主要注意的是core-site.xml,hdfs-site.xml,yarn-site.xml这三个配置文件的配置
core-site.xml
<configuration>
<property>
<name>fs.defaultFS</name>
<value>hdfs://xxxx:9000/</value>
</property>
<property>
<name>hadoop.tmp.dir</name>
<value>/home/u/hadoop-2.7.6/tmp</value>
</property>
</configuration>
hdfs-site.xml
<configuration>
<property>
<name>dfs.namenode.http-address</name>
<value>xxxxx:50070</value>
</property>
<property>
<name>dfs.namenode.secondary.http-address</name>
<value>xxxxxxx:50090</value>
</property>
<!-- 指定HDFS副本数量 -->
<property>
<name>dfs.replication</name>
<value>3</value>
</property>
<!--指定NameNode的存储路径-->
<property>
<name>dfs.namenode.name.dir</name>
<value>/home/u/hadoop-2.7.6/namenode</value>
</property>
<!--指定DataNode的存储路径-->
<property>
<name>dfs.datanode.data.dir</name>
<value>/home/u/hadoop-2.7.6/datanode</value>
</property>
</configuration>
yarn-site.xml
<configuration>
<!-- Site specific YARN configuration properties -->
<property>
<name>yarn.resourcemanager.hostname</name>
<value>xxx.xxx.x.xxx</value>
</property>
<property>
<name>yarn.nodemanager.aux-services</name>
<value>mapreduce_shuffle</value>
</property>
<property>
<name>yarn.nodemanager.aux-services.mapreduce.shuffle.class</name>
<value>org.apache.hadoop.mapred.ShuffleHandler</value>
</property>
</configuration>
然后到hadoop-2.7.6/sbin/目录下面执行start-all.sh就可以一次性启动所有角色了。2.x启动成功后是这样的:
![jps](https://img-blog.csdn.net/20180506144436759?watermark/2/text/aHR0cHM6Ly9ibG9nLmNzZG4ubmV0L3dlaXhpbl8zOTE2MTAzMQ==/font/5a6L5L2T/fontsize/400/fill/I0JBQkFCMA==/dissolve/70)
运行第一个WordCount程序
我看的书是Hadoop实战。里面的程序有点老,导致自己写的WordCount有很多方法ClassNotFound。
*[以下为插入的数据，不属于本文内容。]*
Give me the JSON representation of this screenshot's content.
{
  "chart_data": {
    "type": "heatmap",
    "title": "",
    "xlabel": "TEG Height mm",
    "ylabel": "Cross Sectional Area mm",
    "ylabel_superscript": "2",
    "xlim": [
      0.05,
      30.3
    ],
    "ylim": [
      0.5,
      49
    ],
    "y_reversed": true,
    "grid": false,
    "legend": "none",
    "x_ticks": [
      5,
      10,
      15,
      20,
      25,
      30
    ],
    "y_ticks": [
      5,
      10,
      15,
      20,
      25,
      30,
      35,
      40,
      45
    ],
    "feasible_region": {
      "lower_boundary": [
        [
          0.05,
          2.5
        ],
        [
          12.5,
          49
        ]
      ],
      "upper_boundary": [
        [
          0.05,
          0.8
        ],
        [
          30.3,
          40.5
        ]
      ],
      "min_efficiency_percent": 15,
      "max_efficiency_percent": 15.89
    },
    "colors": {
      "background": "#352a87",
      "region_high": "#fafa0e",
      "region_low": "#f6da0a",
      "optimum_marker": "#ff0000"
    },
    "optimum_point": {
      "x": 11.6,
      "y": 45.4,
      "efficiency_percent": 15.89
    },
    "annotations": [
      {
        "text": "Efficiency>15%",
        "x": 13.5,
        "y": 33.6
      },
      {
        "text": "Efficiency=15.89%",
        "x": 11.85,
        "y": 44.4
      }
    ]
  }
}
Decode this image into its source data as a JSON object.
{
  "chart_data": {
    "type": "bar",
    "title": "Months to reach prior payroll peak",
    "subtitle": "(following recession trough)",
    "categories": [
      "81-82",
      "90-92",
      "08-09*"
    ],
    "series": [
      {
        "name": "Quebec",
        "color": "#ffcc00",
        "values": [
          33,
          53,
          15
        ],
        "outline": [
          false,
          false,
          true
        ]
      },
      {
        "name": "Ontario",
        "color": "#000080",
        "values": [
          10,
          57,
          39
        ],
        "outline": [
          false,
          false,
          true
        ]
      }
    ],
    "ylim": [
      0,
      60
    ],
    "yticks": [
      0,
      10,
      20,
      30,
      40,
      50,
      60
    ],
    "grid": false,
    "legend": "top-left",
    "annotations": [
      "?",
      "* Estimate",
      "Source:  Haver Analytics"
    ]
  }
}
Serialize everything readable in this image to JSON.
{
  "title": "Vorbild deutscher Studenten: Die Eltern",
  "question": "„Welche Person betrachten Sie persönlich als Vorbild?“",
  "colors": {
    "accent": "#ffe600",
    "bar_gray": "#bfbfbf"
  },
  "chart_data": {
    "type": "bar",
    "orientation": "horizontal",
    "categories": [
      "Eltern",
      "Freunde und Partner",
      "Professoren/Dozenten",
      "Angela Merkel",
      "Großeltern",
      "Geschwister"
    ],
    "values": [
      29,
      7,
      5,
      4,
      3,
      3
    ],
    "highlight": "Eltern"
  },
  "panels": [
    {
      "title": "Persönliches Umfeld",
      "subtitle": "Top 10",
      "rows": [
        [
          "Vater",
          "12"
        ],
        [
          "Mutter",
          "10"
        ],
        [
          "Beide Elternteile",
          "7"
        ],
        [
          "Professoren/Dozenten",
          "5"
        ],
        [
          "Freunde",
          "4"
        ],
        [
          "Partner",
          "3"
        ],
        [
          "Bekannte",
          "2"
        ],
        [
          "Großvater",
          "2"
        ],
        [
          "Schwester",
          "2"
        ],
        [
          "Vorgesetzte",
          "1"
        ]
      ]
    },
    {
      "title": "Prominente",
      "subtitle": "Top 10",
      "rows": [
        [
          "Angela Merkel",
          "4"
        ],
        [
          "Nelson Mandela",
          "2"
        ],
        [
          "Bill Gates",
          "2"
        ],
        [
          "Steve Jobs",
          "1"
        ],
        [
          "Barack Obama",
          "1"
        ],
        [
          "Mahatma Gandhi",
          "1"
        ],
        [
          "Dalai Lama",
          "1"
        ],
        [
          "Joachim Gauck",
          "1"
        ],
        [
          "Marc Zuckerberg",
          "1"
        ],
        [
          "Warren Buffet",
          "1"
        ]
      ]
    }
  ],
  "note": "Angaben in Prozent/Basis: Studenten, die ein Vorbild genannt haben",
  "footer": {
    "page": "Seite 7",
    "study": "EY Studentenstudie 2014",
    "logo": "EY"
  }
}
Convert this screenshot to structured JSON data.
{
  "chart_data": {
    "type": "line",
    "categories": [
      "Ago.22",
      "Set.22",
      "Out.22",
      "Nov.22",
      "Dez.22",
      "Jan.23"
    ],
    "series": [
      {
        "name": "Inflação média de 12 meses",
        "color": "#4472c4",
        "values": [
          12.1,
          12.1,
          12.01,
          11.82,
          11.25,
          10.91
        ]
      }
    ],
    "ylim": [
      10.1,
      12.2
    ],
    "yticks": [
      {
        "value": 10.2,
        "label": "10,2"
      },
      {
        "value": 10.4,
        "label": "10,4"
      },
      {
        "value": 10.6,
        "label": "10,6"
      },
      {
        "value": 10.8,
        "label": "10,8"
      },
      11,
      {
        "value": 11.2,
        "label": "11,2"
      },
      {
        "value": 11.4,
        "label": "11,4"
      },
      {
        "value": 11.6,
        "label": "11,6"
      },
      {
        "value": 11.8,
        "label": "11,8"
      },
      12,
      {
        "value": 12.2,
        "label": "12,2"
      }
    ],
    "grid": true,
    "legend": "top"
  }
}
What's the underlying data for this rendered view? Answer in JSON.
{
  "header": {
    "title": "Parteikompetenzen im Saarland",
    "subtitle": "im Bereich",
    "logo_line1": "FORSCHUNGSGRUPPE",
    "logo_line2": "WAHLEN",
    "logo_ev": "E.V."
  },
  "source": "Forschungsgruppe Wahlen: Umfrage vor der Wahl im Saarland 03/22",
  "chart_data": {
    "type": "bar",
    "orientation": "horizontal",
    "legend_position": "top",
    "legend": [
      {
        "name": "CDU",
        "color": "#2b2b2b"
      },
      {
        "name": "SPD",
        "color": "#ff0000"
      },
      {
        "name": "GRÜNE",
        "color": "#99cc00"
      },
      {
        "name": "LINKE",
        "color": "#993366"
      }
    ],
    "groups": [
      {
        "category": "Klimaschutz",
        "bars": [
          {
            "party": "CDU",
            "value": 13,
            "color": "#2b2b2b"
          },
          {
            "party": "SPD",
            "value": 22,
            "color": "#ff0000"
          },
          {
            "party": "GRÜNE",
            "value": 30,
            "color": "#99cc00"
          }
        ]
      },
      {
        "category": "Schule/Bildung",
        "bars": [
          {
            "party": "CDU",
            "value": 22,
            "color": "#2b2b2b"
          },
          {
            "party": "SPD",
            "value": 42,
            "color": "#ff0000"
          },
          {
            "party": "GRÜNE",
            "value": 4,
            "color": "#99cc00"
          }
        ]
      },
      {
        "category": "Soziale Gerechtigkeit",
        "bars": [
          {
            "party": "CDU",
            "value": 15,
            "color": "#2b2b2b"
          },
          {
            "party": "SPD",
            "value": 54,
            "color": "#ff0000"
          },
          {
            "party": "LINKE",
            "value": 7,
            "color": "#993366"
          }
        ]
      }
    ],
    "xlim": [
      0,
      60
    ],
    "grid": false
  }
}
但是hadoop是自带第一个wordcount程序的。可以看到它的源码。现在先使用它自带的wordcount来测试下这个环境是否可行
- 生成输入文件
echo "I love Java I love Hadoop I love BigData Good Good Study, Day Day Up" > wc.txt
- 在Hdfs上创建文件夹,把wc.txt上传到Hdfs
hdfs dfs -mkdir -p /input/wordcount hdfs dfs -put wc.txt /input/wordcount
- 然后就可以执行了。输出文件目录是不存在的
hadoop jar /home/u/hadoop-2.7.6/share/hadoop/mapreduce/hadoop-mapreduce-examples-2.7.6.jar wordcount /input/wordcount /output/wordcount
结果:
![这里写图片描述](https://img-blog.csdn.net/20180506145053238?watermark/2/text/aHR0cHM6Ly9ibG9nLmNzZG4ubmV0L3dlaXhpbl8zOTE2MTAzMQ==/font/5a6L5L2T/fontsize/400/fill/I0JBQkFCMA==/dissolve/70)
本地WordCount代码
package cn.edu.ruc.cloudcomputing.book.chapter03;
import java.io.IOException;
import org.apache.hadoop.conf.Configuration;
import org.apache.hadoop.fs.Path;
import org.apache.hadoop.io.IntWritable;
import org.apache.hadoop.io.LongWritable;
import org.apache.hadoop.io.Text;
import org.apache.hadoop.mapreduce.Job;
import org.apache.hadoop.mapreduce.Mapper;
import org.apache.hadoop.mapreduce.Reducer;
import org.apache.hadoop.mapreduce.lib.input.FileInputFormat;
import org.apache.hadoop.mapreduce.lib.output.FileOutputFormat;
public class WordCount {
public static class WordCountMapper extends Mapper<LongWritable, Text, Text, IntWritable>{
private Text mapOutPutKey = new Text();
private final static IntWritable mapOutPutValue = new IntWritable(1);
@Override
public void map(LongWritable key, Text value, Context context)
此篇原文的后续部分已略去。